New shareholders' rights as from 2012

New legislation amends the convening of and the participation to the general shareholders meeting to improve the information provision to the shareholders. A number of companies should amend its articles of association to implement the changes. Ultimately on 1 January 2012 the articles of association should be compliant with the new legislation.

Scope of the shareholders' rights law

On 1 January 2012 the law of 20 December 2010 regarding the execution of certain shareholders' rights of listed companies (Belgian Official Gazette of 18 April 2011) takes effect. This law is not only applicable to listed companies but also to certain non listed companies. For the non listed companies important measures are optional. This implies that for certain measures - like the organization of an electronic general shareholders meeting - they can provide for in the articles of association without being obliged to do so.

Convening of the general shareholders meeting

For listed companies, as from 1 January 2012 the period to convene the general shareholders meeting is minimum 30 days instead of 21 days. In case a second general shareholders meeting should be convened with the same agenda, since with the first convening the quorum was not reached and the first meeting could therefore not legitimately decide, the minimum period remains 17 days.

The convening system for listed companies through the Belgian Official Gazette and a nationally distributed newspaper is completed. As from 1 January 2012 listed companies should also publish the convocation via the companies' website and media for which it can reasonably be expected that they can arrange for an effective distribution to the public of the European Economic Area (EEA): press agencies, newspaper with an international distribution, (electronic) information providers,..

The minimum information for the convocation for the general shareholders meeting increases (such as place, date, timing, agenda, proposals for decision, different possibilities to attend, formalities). This information should be available on the company's website until five years after the date of the shareholders meeting.

The new law also extends the period to adjourn the general shareholders meeting by the board of directors is case that are informed of an important participation by three to five weeks.

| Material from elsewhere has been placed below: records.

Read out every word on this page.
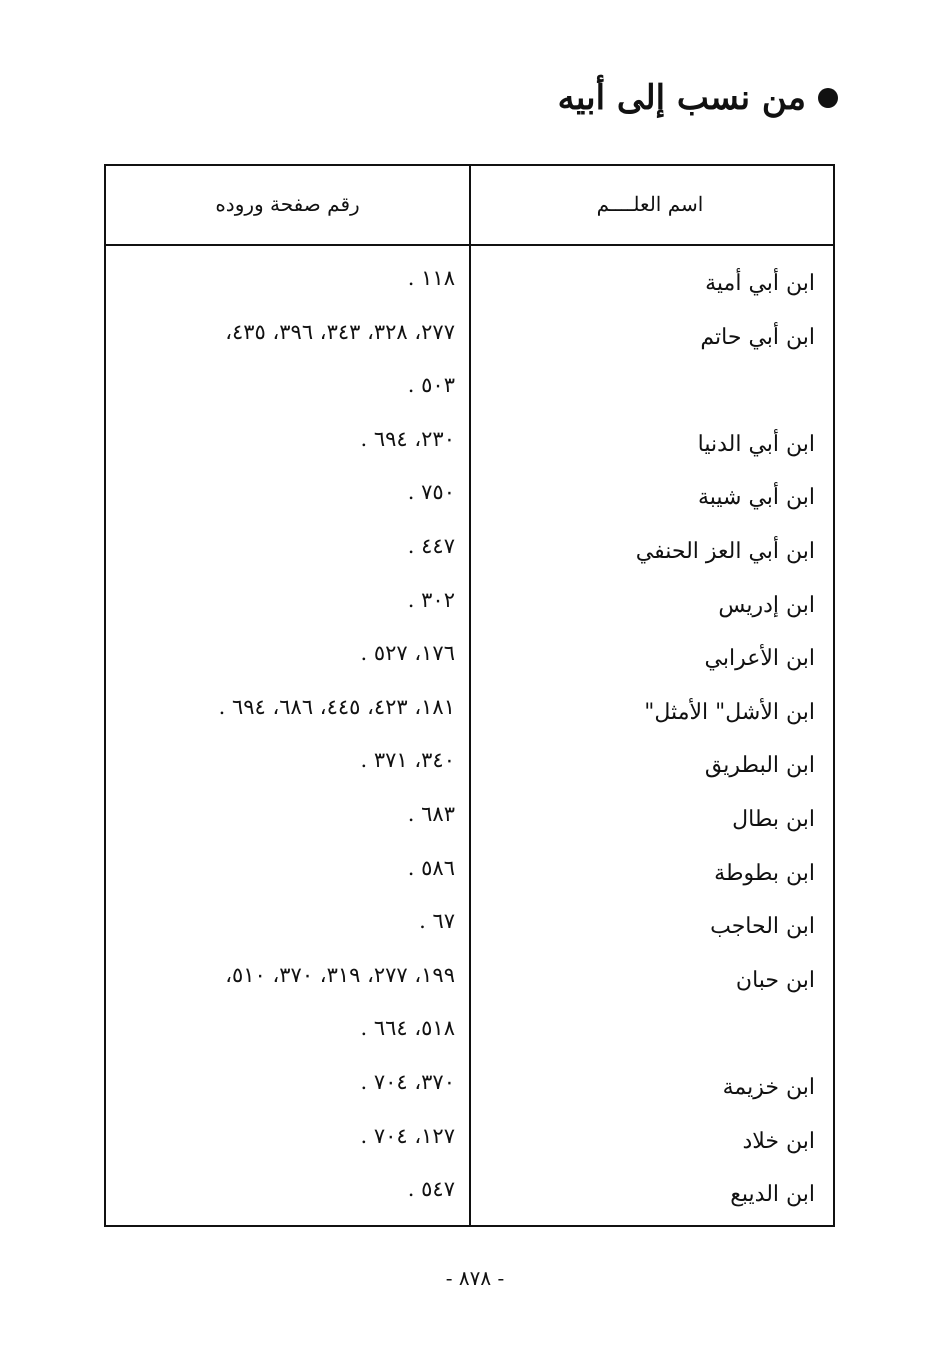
من نسب إلى أبيه
اسم العلــــم
رقم صفحة وروده
ابن أبي أمية
١١٨ .
ابن أبي حاتم
٢٧٧، ٣٢٨، ٣٤٣، ٣٩٦، ٤٣٥،
٥٠٣ .
ابن أبي الدنيا
٢٣٠، ٦٩٤ .
ابن أبي شيبة
٧٥٠ .
ابن أبي العز الحنفي
٤٤٧ .
ابن إدريس
٣٠٢ .
ابن الأعرابي
١٧٦، ٥٢٧ .
ابن الأشل" الأمثل"
١٨١، ٤٢٣، ٤٤٥، ٦٨٦، ٦٩٤ .
ابن البطريق
٣٤٠، ٣٧١ .
ابن بطال
٦٨٣ .
ابن بطوطة
٥٨٦ .
ابن الحاجب
٦٧ .
ابن حبان
١٩٩، ٢٧٧، ٣١٩، ٣٧٠، ٥١٠،
٥١٨، ٦٦٤ .
ابن خزيمة
٣٧٠، ٧٠٤ .
ابن خلاد
١٢٧، ٧٠٤ .
ابن الديبع
٥٤٧ .
- ٨٧٨ -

The extension of this period only applies to listed companies.

Participation to the general shareholders meeting

One or more shareholders holding al least 3% of the nominal capital, have the right to put items on the agenda and to file propositions for decisions. This is new. This request can be filed in written until 22 days before the general shareholders meeting. Ultimately 15 days before the general shareholders meeting the company will publish the completed agenda.

The (optional) system of the registration date for listed companies becomes obligatory. To be able to participate in the general shareholders meeting, the shares should be registered in the name of the shareholders on the fourteenth day before the general shareholders meeting at 24h00. Ultimately the sixth day before the meeting the shareholder should communicate to the company its intention to participate.

The shareholders of listed and non listed NVs, CVAs, BVBAs and CVs can as from 1 January 2012 participate from distance. This can be done by letter or electronically. This possibility should be explicitly foreseen in the articles of association.

Also electronically voting from distance before the actual general shareholders meeting becomes possible (but not for the CV). The capacity and the identity of the shareholders should be verifiable en the votes should be taken ultimately one day before the meeting.

The board of directors of listed companies has as from 1 January 2012 the right to postpone the decision to approve the annual accounts for a period of five weeks (currently three weeks). This also applies for NVs and SEs.

The new law finally clarifies the question right of the partners and shareholders which they can exert orally (during the general shareholders meeting) or in written (electronically before the general shareholders meeting). These clarifications apply to listed and non listed BVBAs, CBVAs, NVs, SEs and SCEs. The directors and commissioners of the company are obliged to answer to the questions of the partners and shareholders provided that the communication of the information in the answers does not have any negative effect on the business interests of the company or on the confidentiality engaged into by the company or its directors or commissioners. Previously the criterion was that the answer should not cause harm to the company, shareholders or staff.